Kune G A, Hunt R
Aust N Z J Surg. 1983 Jun;53(3):249-51. doi: 10.1111/j.1445-2197.1983.tb02437.x.
In four groups of 25 patients in whom perioperative prophylactic antibiotics were not used, the wound infection rates after partial gastrectomy were 40% in gastric cancer, 44% in chronic gastric ulcer, 24% in chronic duodenal ulcer and after trunkal vagotomy and pyloroplasty, the wound infection rate was 12%. In gastric cancer and chronic gastric ulcer, most wound infections were caused by enterobacteria, while in chronic duodenal ulcer almost all infections were caused by Staphylococcus aureus.

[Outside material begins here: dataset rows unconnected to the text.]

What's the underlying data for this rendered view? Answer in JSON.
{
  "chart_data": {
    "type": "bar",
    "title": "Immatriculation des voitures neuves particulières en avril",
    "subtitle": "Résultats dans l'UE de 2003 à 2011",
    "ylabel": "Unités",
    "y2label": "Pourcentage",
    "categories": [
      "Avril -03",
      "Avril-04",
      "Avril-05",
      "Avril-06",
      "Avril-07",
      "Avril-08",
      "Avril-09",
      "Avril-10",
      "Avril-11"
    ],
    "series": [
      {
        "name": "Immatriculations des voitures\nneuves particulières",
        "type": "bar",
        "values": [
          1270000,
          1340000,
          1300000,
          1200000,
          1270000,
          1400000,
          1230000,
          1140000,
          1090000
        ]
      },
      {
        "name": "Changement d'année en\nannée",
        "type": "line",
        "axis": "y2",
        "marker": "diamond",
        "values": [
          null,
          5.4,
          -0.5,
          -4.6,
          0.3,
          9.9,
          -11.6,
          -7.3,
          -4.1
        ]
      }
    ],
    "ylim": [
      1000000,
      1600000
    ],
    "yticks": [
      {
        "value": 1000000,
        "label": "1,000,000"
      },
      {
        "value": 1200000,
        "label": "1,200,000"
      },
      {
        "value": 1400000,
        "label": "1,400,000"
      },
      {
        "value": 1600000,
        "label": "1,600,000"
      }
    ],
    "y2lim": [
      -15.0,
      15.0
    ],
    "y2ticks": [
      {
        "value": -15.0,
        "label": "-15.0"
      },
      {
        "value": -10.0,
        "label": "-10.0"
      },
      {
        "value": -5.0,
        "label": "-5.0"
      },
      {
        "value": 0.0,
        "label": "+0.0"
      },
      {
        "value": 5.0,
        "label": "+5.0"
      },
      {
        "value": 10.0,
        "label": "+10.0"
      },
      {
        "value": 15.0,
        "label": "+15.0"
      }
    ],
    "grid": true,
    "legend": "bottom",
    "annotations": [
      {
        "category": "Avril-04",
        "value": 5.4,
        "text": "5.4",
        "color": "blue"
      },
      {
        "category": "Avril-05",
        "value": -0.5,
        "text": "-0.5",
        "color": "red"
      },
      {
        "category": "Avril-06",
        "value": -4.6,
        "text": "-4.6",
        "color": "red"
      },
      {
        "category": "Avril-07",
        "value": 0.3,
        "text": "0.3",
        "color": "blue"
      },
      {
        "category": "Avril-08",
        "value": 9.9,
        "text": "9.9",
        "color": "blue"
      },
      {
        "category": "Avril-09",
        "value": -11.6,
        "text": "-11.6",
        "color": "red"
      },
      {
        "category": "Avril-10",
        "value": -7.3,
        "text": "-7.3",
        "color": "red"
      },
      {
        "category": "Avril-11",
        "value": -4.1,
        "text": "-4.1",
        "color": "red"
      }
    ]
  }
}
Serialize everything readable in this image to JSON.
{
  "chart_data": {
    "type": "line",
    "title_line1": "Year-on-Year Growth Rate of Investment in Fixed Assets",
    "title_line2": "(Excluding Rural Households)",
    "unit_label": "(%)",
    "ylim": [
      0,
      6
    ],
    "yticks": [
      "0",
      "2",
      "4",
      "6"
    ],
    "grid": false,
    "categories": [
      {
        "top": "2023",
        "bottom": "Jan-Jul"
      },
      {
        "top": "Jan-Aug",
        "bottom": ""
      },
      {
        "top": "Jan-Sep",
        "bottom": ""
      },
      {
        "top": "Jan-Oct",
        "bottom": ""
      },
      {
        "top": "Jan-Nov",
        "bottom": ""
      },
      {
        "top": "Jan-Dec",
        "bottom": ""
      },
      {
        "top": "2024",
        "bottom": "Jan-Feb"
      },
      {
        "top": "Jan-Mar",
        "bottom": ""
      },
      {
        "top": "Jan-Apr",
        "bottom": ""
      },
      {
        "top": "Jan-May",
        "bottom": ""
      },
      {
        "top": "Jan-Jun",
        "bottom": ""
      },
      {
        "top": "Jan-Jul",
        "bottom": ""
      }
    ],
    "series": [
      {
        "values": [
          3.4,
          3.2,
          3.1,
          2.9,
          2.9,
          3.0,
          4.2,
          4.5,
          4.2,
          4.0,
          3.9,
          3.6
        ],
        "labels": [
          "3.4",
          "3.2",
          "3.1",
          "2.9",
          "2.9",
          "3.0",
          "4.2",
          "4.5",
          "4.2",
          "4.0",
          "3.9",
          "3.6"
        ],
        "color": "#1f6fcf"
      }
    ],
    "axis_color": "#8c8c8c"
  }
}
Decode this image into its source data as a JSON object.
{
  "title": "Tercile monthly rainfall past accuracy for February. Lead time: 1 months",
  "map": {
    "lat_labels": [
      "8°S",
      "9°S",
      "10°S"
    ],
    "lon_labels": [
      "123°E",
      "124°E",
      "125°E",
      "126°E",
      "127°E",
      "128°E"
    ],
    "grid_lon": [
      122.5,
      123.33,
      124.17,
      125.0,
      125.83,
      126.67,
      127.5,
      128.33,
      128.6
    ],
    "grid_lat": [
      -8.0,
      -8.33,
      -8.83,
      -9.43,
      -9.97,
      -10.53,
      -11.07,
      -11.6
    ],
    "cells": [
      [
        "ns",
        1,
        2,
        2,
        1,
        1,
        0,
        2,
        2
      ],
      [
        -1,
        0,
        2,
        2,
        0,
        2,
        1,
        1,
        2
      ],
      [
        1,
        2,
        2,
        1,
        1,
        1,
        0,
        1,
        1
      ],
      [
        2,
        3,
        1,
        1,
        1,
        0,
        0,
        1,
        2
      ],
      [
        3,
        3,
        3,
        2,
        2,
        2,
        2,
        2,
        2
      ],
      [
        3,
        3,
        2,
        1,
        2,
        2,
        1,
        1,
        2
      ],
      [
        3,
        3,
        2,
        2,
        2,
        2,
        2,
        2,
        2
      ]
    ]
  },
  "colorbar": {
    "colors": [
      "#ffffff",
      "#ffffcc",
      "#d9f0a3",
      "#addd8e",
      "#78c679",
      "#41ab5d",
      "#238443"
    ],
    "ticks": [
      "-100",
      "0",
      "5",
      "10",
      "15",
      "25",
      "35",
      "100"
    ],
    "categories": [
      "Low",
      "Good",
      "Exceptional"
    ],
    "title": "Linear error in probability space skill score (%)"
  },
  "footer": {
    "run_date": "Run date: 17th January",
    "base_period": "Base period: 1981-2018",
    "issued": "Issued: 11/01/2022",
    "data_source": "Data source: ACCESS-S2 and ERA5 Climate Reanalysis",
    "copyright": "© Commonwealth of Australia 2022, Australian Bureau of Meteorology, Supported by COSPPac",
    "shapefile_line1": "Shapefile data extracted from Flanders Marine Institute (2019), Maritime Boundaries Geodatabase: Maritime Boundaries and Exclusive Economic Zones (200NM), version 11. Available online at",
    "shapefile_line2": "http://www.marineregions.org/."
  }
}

Appropriate short-term perioperative prophylactic antibiotic use is likely to decrease wound sepsis rate in patients who have a gastric resection in the presence of gastric cancer or gastric ulcer.
在四组每组25例未使用围手术期预防性抗生素的患者中,部分胃切除术后的伤口感染率在胃癌患者中为40%,在慢性胃溃疡患者中为44%,在慢性十二指肠溃疡患者中为24%,而行迷走神经干切断术和幽门成形术后的伤口感染率为12%。在胃癌和慢性胃溃疡患者中,大多数伤口感染由肠杆菌引起,而在慢性十二指肠溃疡患者中,几乎所有感染均由金黄色葡萄球菌引起。对于存在胃癌或胃溃疡而行胃切除术的患者,适当短期使用围手术期预防性抗生素可能会降低伤口脓毒症发生率。